Mads Toftum wrote:
On Tue, Sep 20, 2005 at 10:58:16PM -0500, William A. Rowe, Jr. wrote:
Because --with-foo / --without-foo syntax gives **NO** indication to
the user, or indication from the user, that they are willing to use
experimental code.
So your concern is not really that the modules are there, but rather
that they're not clearly marked as experimental?
* /modules/experimental/ is not a helpful layout, the modules belong
within their functional/behavioral choice of /modules/footype/ dirs.
Jim's proposal of modules/experimental/foo/ v.s. modules/stable/bar/
makes alot of sense.
* what do we gain from the 'experimental' designation? I've already
aruged not to ship unstable code in a GA. What if we added the
experimental placeholder, and a second 'experimental' tarball if we
want users to pick up all the experimental/new modules? This could
include other httpd subproject modules, as well, and fit into Kevin's
comment that some users just want to peek behind the curtain and
see what is coming up.
* ...but I'm not sure we even agree on what experimental actually
means. I'm not even sure there is agreement between the members
of the 'ship experimental modules in our releases' croud. Let's back
up and define it? I'm guessing there are more than one class of
'experimental' modules ...
Then how about grouping the modules in an experimental section of --help
output? Or to take it even further, perhaps a --enable-experimental
flag?
If we had a worthwhile definition of 'experimental', I'd be +1, but I'm
not sure experimental is the phrase we are looking for.

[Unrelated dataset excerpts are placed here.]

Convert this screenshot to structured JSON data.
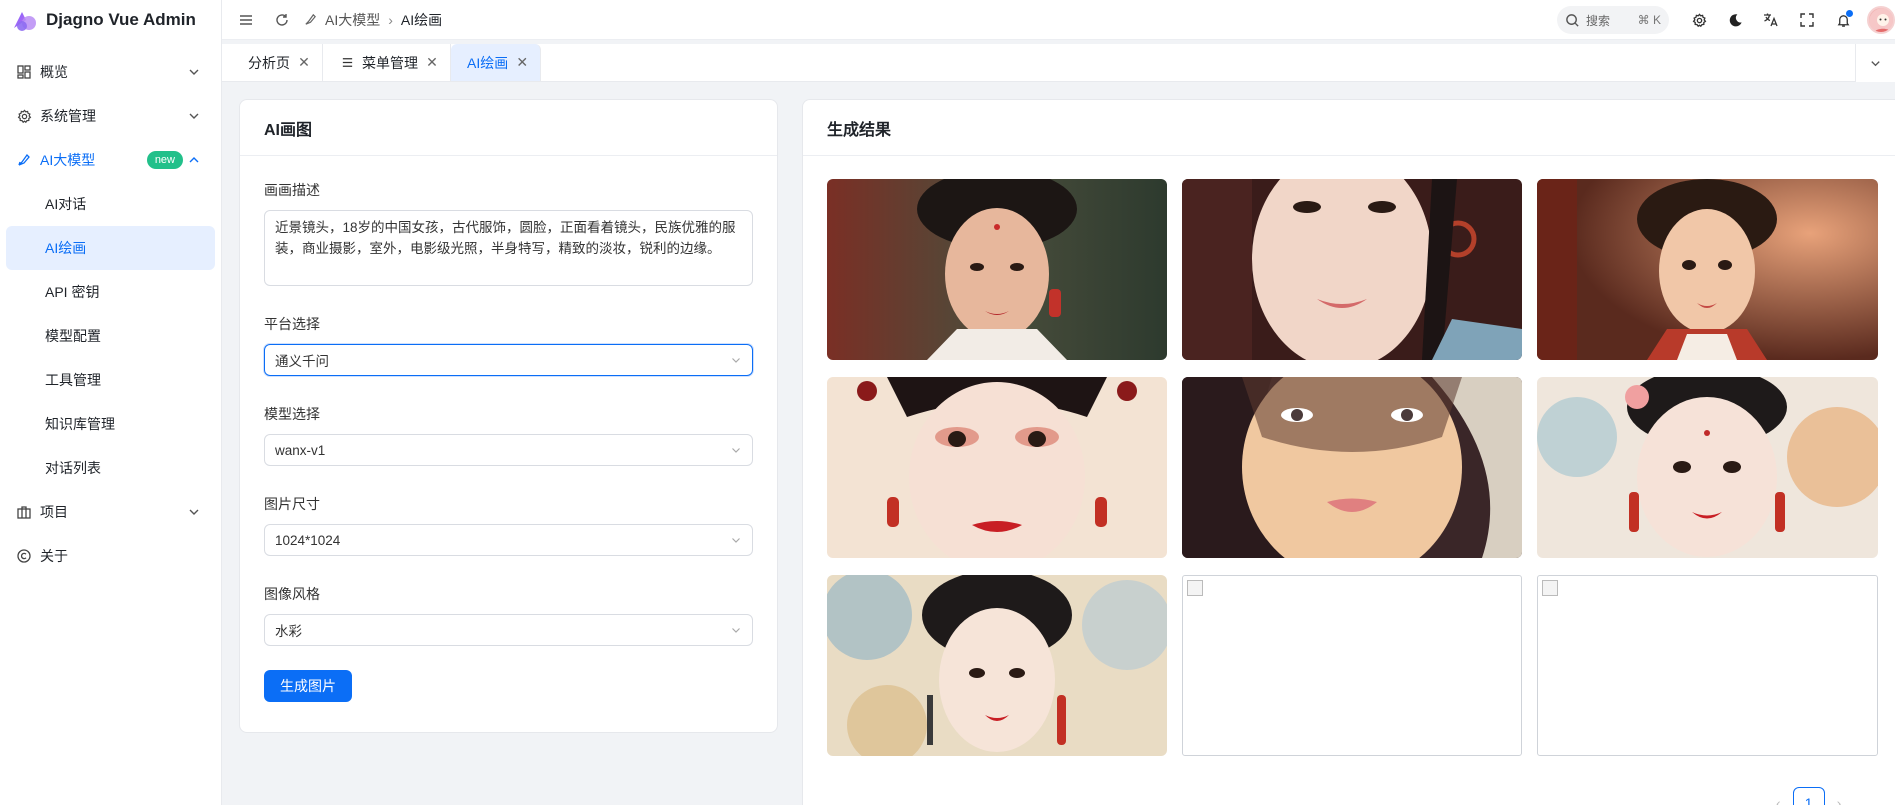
{
  "app": {
    "title": "Djagno Vue Admin"
  },
  "sidebar": {
    "items": [
      {
        "label": "概览",
        "icon": "dashboard-icon",
        "expandable": true
      },
      {
        "label": "系统管理",
        "icon": "gear-icon",
        "expandable": true
      },
      {
        "label": "AI大模型",
        "icon": "ai-brush-icon",
        "badge": "new",
        "expanded": true,
        "children": [
          {
            "label": "AI对话"
          },
          {
            "label": "AI绘画",
            "active": true
          },
          {
            "label": "API 密钥"
          },
          {
            "label": "模型配置"
          },
          {
            "label": "工具管理"
          },
          {
            "label": "知识库管理"
          },
          {
            "label": "对话列表"
          }
        ]
      },
      {
        "label": "项目",
        "icon": "project-icon",
        "expandable": true
      },
      {
        "label": "关于",
        "icon": "copyright-icon",
        "expandable": false
      }
    ]
  },
  "header": {
    "breadcrumb": {
      "parent": "AI大模型",
      "current": "AI绘画"
    },
    "search": {
      "placeholder": "搜索",
      "shortcut": "⌘ K"
    }
  },
  "tabs": [
    {
      "label": "分析页",
      "active": false,
      "icon": ""
    },
    {
      "label": "菜单管理",
      "active": false,
      "icon": "list-icon"
    },
    {
      "label": "AI绘画",
      "active": true,
      "icon": ""
    }
  ],
  "left_panel": {
    "title": "AI画图",
    "prompt_label": "画画描述",
    "prompt_value": "近景镜头，18岁的中国女孩，古代服饰，圆脸，正面看着镜头，民族优雅的服装，商业摄影，室外，电影级光照，半身特写，精致的淡妆，锐利的边缘。",
    "platform_label": "平台选择",
    "platform_value": "通义千问",
    "model_label": "模型选择",
    "model_value": "wanx-v1",
    "size_label": "图片尺寸",
    "size_value": "1024*1024",
    "style_label": "图像风格",
    "style_value": "水彩",
    "generate_button": "生成图片"
  },
  "right_panel": {
    "title": "生成结果",
    "images": [
      {
        "name": "result-image-1",
        "broken": false
      },
      {
        "name": "result-image-2",
        "broken": false
      },
      {
        "name": "result-image-3",
        "broken": false
      },
      {
        "name": "result-image-4",
        "broken": false
      },
      {
        "name": "result-image-5",
        "broken": false
      },
      {
        "name": "result-image-6",
        "broken": false
      },
      {
        "name": "result-image-7",
        "broken": false
      },
      {
        "name": "result-image-8",
        "broken": true
      },
      {
        "name": "result-image-9",
        "broken": true
      }
    ],
    "pagination": {
      "current": "1"
    }
  },
  "colors": {
    "accent": "#0b6ef6",
    "badge": "#22c08a"
  }
}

I'll toss up an example. /examples/ modules should be exactly that,
worthless in a running server, but providing documentation by example.
Hmmm... perhaps these belong somewhere in the TL /docs/ tree instead?
What about bucketeer and other production-useless, but test-useful
modules? Perhaps --with-tests would be good to enable these rather
than suggesting they are experiments?